And now we welcome the new year, full of things that have never been. -- Rainer Maria Rilke
2017 was a year of highs and lows for me in many ways. On the up side there was the Always a Blue House reading tour. Riding high from publishing my poetry collection with Saddle Road Press, run by the incomparable Ruth Thompson and Don Mitchell, I had a wonderful time with my writer-sisters Tania Pryputniewicz, Michelle Wing, Marcia Meier and Barbara Rockman who arranged readings, planned poetry workshops and opened their homes for poetry salons. Without them, I would never have been able to pull off such a tour. I can never thank these friends enough.
Then there was the saddest event of the year: my father's death on October 11, 2017. Having spent the last three years mourning the gradual decline of his mental capabilities, my feeling of loss has been a muted grief. I am thankful that Dad didn't linger in dementia limbo. Even at the end, he was able to enjoy visits from family and friends. He still knew we were his people even if he couldn't always remember our names.
With all the tumult of 2017, when 2018 rolled around a few days ago I felt particularly reflective. However, before I got around to making a list of new goals, I read an interesting article in The New York Times: The Only Way to Keep Your Resolutions by David DeSteno, a professor of psychology at Northeastern University. In it DeSteno claims that "By Jan. 8, some 25 percent of resolutions have fallen by the wayside. And by the time the year ends, fewer than 10 percent have been fully kept." Why do we fail so miserably when trying to keep our resolutions? According to DeSteno it's because of "our tendency to be shortsighted - to value the pleasures of the present more than the satisfactions of the future." And this is all because of the way we look at willpower as the key to success. The very idea of willpower goes against our own evolutionary path as human beings. Focusing on what DeSteno calls self-focused goals was not what mattered most to humans for most of our history. Instead, what led to our success was "strong social bonds."

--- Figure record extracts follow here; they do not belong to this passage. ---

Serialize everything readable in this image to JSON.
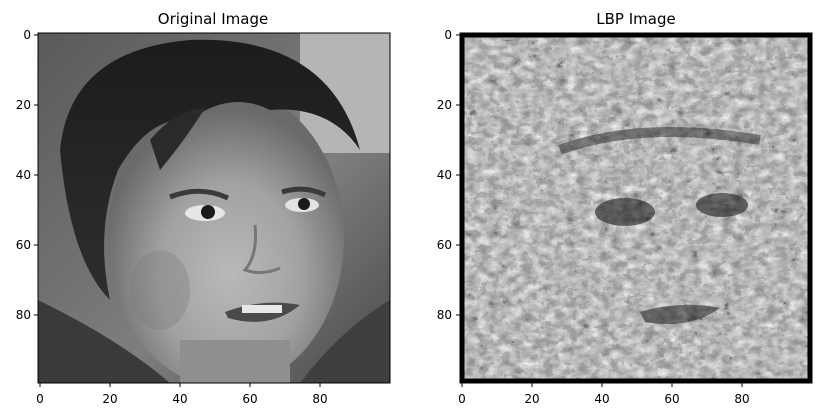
{
  "figure": {
    "panels": [
      {
        "title": "Original Image",
        "image_description": "Grayscale photo of a young child's face with dark hair, slightly open mouth",
        "x_ticks": [
          "0",
          "20",
          "40",
          "60",
          "80"
        ],
        "y_ticks": [
          "0",
          "20",
          "40",
          "60",
          "80"
        ],
        "image_size": [
          100,
          100
        ],
        "colormap": "gray"
      },
      {
        "title": "LBP Image",
        "image_description": "Local Binary Pattern texture map of the same face, high-contrast black/white/grey speckled pattern",
        "x_ticks": [
          "0",
          "20",
          "40",
          "60",
          "80"
        ],
        "y_ticks": [
          "0",
          "20",
          "40",
          "60",
          "80"
        ],
        "image_size": [
          100,
          100
        ],
        "colormap": "gray"
      }
    ]
  }
}
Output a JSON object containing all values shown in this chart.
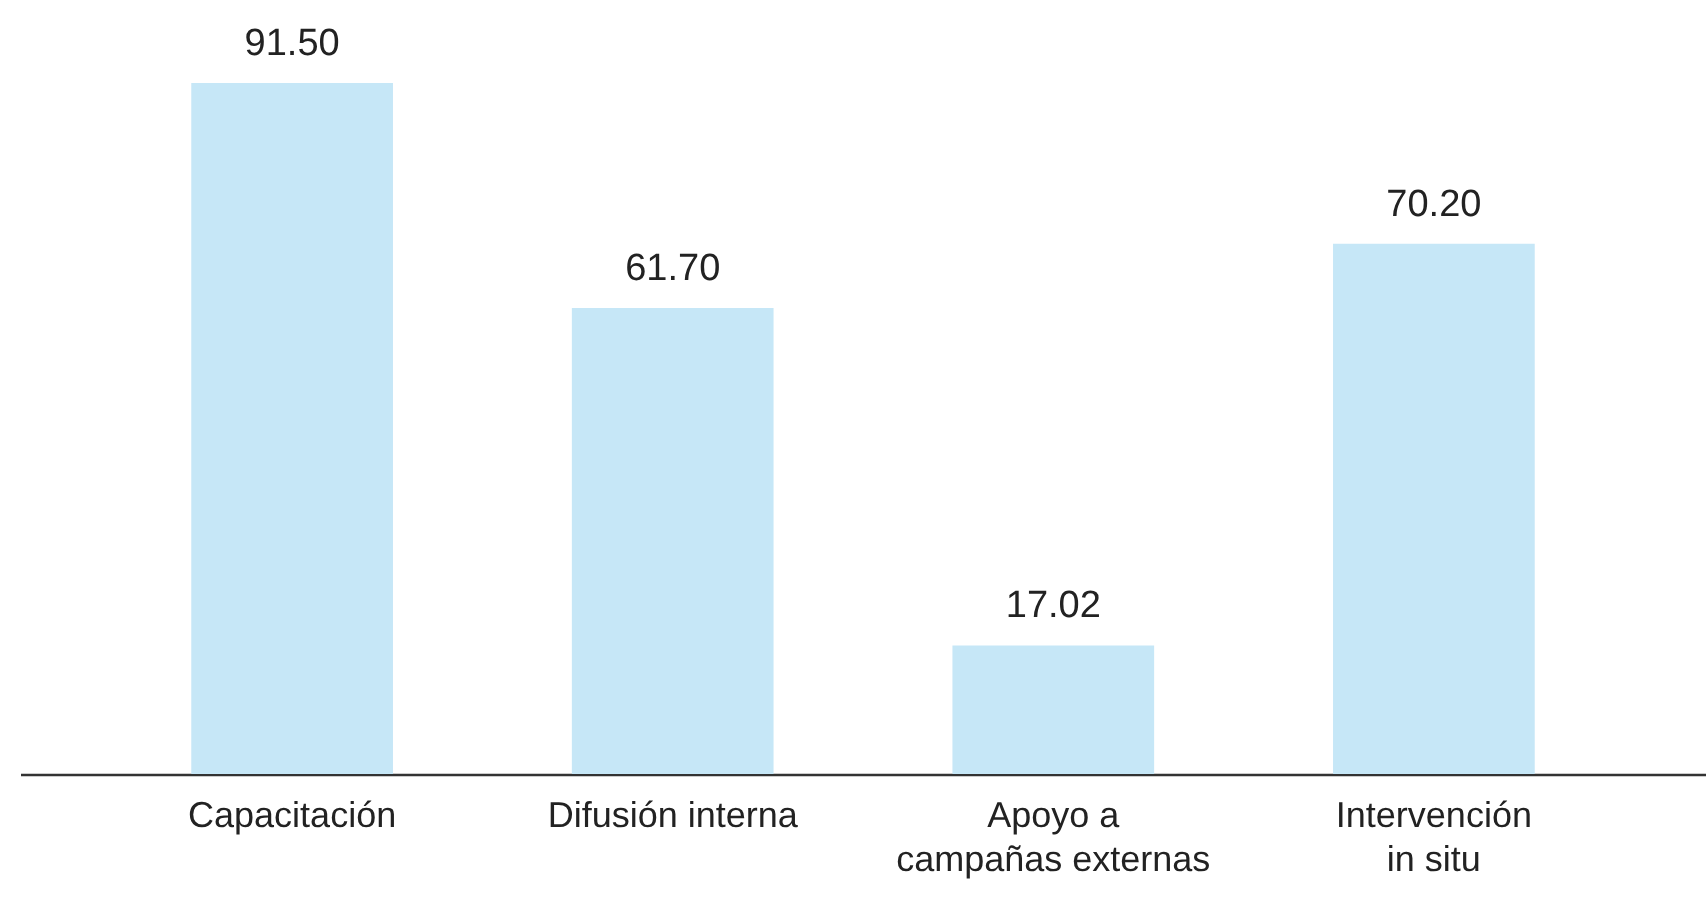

So just what advice does DeSteno give to help us achieve our goals? Here's where I found the article most interesting. The author claims that we are ignoring the very tool that will help our success. What is that tool? "It's our emotions - specifically, gratitude, compassion and an authentic sense of pride (not hubris) - that push us to behave in ways that show self-control ." How intriguing.
This idea made me look at one of the biggest resolutions I've ever made: starting a daily writing practice. When I think about what has helped me get up early every morning to write (since August 19, 2013, 1601 days and counting), certainly genuine pride in creating this achievement helps keep me going. That is simple.
But what about gratitude? What part could this emotion play in helping bolster my resolve? Even though I am not naturally an early riser, the impact of my morning practice has been immense. I have never felt more like a writer in my life. And without this, Always a Blue House might not have been born. And for that I am grateful.
I know I'm grateful to my writer friends for their support. I know that giving similar support to them them can only enrich my life and help me become a better "literary citizen." (See Ten Kind Suggestions for Being a Literary Citizen post on Women Who Submit blog). I try very hard to be that kind of friend and colleague. I've just never named it as compassion before.
DeSteno's article gave me a new way of looking at setting resolutions. When contemplating a new goal, I'll try to remember to find not just the reason for that goal but the feeling that drives me. I'm hoping that will help me stick to what I set out to do.
As for the new year, now I'm struggling to find a reason to be grateful for going on a post-holiday diet. I'd welcome any suggestions for how to feel that!